Detail of Giuseppe Penone’s Spazio di luce, 2008
Detail of Giuseppe Penone’s Spazio di luce, 2008 © Gagosian Rome @Gagosian. Photograph by M3studio Matteo D’Eletto
A Tree Says [In These Boughs The World Rustles], by Phoebe Boswell
A Tree Says [In These Boughs The World Rustles], by Phoebe Boswell © Alberto Romano

A work by Penone resides at Yorkshire Sculpture Park, home to a plethora of tree-related art, including works by David Nash and Hemali Bhuta. “There is evidence that trees do communicate through what has been dubbed ‘the woodland wide web’,” says Helen Pheby, associate director of programme. “Trees significantly alter the experience of space and scale. They really do each have their own place and character. When one reaches the end of its life, its loss creates collective grief.” 

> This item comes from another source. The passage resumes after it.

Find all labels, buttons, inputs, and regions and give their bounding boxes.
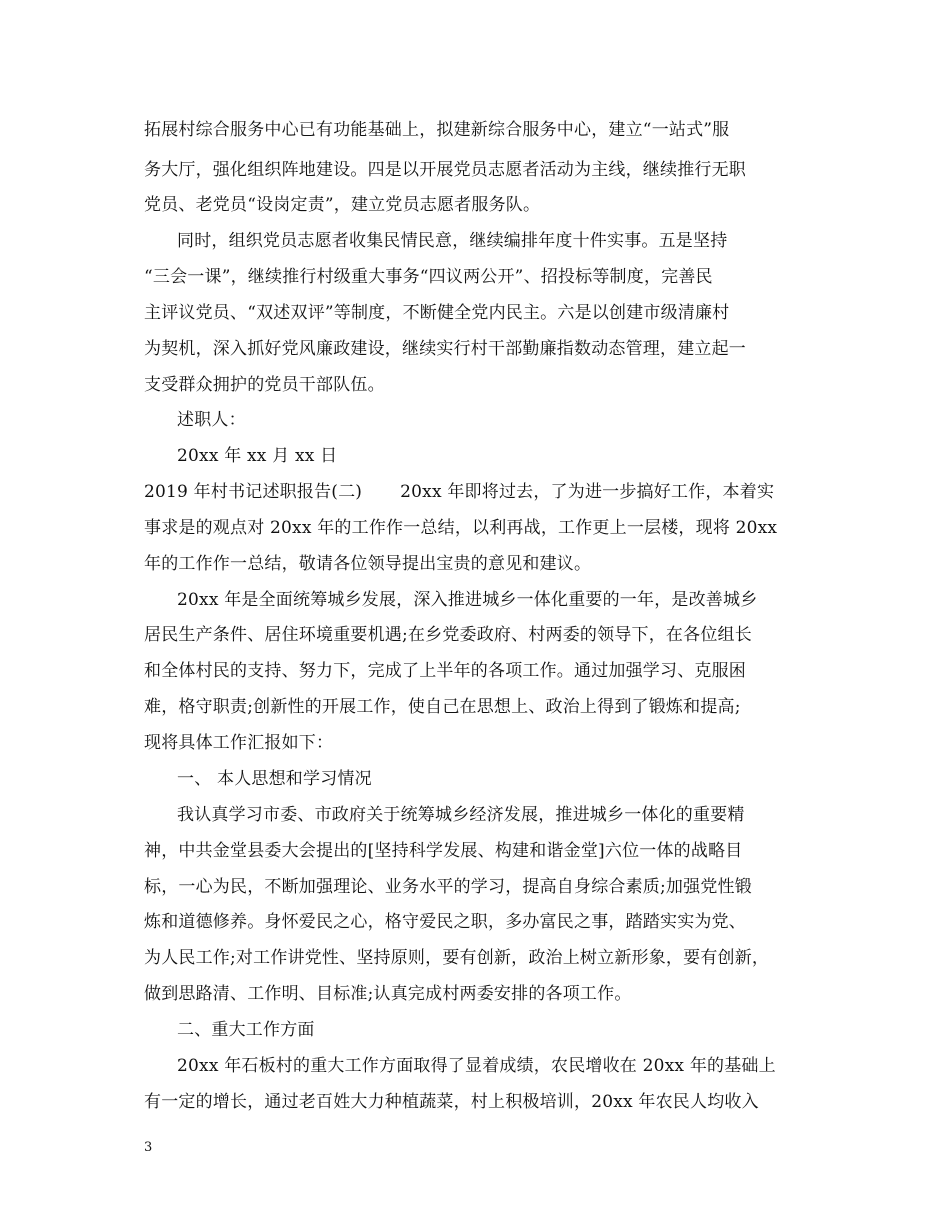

Philip Larkin’s 1974 poem “The Trees” posits that seasonal renewal is a form of grief. In a park in north London, several years ago, I bought a bench to commemorate the death of my boyfriend Peter. It sits opposite a rather majestic tree. Sometimes, when it’s bathed in early autumnal light, the goosebumps quicken. I had never wanted a grave but this tree marks the seasons with elegance, never failing to offer hope.